Learning to let go. It's important to realise that since there are too many good things to do in life, we are anyway going to end up not doing most of them. So, it's best to pick a handful and stick to them.
No hurrying. I feel seriously fatigued if I have to do anything in a hurry. Doing things in a soft pace allows me to get into the flow and enjoy the job.
Time-management. All standard time-management techniques: planning, scheduling, tracking, discipline. Also, where possible, I don't try remembering anything. My life runs on zillions of reminders on phone, Lotus Notes, gmail, yahoo...my wife ;)
Breaks: Getting up once in a few minutes, and taking a day off every now and then. I don't think I tire out more these days. But I have recently learnt to acknowledge fatigue. Also, I have stopped denying my body and mind a well-deserved rest. Well, most often.
Fitness. I am not a fitness guy. But as years go by, I seem to be tending a bit towards it. I would like to think that I have several years of active life ahead of me. A sick body is a big impediment. A fit one is an instrument to carve out higher objectives. So, a bit of exercising: walking, jogging, cycling, swimming, yoga...whichever I feel inspired to do. I have moderate dietary habits. So, that's taken care of, more or less.
Masochism.
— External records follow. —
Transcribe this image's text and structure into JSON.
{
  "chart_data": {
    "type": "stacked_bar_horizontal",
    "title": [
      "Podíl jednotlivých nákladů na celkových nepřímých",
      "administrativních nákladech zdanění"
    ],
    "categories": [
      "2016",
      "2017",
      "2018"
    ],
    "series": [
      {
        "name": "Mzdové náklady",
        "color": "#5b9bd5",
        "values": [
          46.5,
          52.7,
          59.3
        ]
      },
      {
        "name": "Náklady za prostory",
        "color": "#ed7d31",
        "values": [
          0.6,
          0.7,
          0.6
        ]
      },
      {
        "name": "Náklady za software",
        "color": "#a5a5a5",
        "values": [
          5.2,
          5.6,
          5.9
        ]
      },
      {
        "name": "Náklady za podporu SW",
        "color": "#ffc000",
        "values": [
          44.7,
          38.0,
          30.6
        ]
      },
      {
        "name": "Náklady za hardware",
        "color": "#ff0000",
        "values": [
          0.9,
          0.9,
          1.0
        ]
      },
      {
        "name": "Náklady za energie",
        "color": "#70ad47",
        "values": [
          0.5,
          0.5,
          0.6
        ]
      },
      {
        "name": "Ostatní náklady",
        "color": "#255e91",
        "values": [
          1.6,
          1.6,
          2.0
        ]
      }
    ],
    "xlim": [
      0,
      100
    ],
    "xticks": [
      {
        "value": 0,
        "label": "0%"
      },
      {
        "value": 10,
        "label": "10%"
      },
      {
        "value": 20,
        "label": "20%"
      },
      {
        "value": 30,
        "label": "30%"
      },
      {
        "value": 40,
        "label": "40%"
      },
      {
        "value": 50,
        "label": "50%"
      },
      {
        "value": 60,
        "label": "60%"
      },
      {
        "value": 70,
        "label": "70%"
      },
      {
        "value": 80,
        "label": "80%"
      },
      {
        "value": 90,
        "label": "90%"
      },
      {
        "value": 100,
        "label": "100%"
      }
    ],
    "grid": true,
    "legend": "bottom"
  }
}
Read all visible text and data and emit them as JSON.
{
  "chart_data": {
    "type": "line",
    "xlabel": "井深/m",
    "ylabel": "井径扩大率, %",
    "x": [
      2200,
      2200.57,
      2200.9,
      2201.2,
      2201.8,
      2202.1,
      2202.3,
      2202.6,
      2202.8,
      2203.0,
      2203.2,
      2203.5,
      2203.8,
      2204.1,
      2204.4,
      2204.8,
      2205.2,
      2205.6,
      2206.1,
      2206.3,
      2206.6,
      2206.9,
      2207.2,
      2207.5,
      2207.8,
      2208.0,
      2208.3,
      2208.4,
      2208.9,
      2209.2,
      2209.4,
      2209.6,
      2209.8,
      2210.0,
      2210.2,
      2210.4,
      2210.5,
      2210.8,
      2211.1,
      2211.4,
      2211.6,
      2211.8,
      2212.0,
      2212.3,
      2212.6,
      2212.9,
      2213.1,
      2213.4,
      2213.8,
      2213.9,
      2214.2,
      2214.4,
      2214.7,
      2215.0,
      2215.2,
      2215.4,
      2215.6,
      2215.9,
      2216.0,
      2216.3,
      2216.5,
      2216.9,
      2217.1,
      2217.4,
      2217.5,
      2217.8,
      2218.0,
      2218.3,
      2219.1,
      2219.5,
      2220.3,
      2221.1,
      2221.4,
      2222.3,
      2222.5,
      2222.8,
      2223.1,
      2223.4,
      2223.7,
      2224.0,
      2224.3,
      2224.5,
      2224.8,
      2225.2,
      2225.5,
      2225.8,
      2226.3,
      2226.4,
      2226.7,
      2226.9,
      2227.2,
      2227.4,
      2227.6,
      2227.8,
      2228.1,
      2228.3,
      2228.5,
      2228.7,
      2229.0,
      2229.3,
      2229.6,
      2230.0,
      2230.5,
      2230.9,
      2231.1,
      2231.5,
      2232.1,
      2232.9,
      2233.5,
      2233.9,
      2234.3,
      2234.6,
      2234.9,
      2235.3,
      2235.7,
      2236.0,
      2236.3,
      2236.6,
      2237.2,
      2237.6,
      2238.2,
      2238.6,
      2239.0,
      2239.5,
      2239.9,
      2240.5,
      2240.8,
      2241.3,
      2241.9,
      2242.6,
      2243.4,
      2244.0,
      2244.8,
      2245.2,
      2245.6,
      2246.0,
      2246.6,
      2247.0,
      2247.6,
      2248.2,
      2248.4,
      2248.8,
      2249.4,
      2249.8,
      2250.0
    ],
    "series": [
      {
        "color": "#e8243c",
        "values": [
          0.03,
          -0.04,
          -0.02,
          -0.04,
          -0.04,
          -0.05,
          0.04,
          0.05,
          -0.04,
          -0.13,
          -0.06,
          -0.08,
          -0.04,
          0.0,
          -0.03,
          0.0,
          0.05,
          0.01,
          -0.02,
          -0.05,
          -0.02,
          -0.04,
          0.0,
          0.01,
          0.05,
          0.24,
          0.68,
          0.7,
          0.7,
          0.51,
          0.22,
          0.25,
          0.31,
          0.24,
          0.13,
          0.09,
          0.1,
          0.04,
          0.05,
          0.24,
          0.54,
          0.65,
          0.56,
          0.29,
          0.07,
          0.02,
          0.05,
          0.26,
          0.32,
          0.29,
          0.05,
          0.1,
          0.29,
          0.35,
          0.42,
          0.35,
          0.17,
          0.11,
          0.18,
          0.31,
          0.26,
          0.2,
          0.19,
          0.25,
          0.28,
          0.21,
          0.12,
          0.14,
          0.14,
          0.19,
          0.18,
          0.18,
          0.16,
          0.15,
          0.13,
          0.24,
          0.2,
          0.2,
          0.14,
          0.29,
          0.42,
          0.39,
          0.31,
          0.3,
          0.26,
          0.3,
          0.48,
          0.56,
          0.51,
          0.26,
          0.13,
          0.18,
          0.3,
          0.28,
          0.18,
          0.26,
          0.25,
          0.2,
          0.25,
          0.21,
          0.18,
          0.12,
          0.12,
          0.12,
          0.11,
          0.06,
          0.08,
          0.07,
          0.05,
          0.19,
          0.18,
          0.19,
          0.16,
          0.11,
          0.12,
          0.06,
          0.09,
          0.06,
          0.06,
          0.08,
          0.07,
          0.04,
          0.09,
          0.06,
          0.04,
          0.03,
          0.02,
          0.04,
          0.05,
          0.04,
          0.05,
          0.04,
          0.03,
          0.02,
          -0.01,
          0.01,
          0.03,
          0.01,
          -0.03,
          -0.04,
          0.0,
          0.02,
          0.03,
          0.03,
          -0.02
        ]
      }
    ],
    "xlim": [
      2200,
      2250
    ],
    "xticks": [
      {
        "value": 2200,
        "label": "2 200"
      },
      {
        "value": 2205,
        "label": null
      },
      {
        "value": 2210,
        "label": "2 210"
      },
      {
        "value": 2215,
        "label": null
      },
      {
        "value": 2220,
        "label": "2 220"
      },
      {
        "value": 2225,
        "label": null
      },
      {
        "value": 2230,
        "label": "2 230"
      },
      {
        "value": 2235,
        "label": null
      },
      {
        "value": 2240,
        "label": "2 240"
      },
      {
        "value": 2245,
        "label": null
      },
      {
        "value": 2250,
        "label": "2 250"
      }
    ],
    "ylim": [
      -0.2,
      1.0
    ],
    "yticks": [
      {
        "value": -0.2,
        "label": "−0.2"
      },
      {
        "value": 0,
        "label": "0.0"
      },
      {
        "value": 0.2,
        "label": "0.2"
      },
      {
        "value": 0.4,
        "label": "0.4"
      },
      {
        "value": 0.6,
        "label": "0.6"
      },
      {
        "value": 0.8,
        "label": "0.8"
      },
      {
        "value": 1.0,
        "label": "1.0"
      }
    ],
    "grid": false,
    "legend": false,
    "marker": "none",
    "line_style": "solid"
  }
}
Over the years, I have developed a taste for the torturous feeling that one gets on seeing hordes of incomplete assignments. A half-read book, a half-written story, an incompletely developed software, pending research, incomplete drawings...earlier used to drive me mad. These days, I feel at home with this predicament. I don't feel uncomfortable even with the idea that when I die, I would be having plenty of unfinished stuff to do with me. The ability to add a tiny bit every once in a while -- taking a tiny steps towards the destination of a long journey -- often gives me a heady feeling.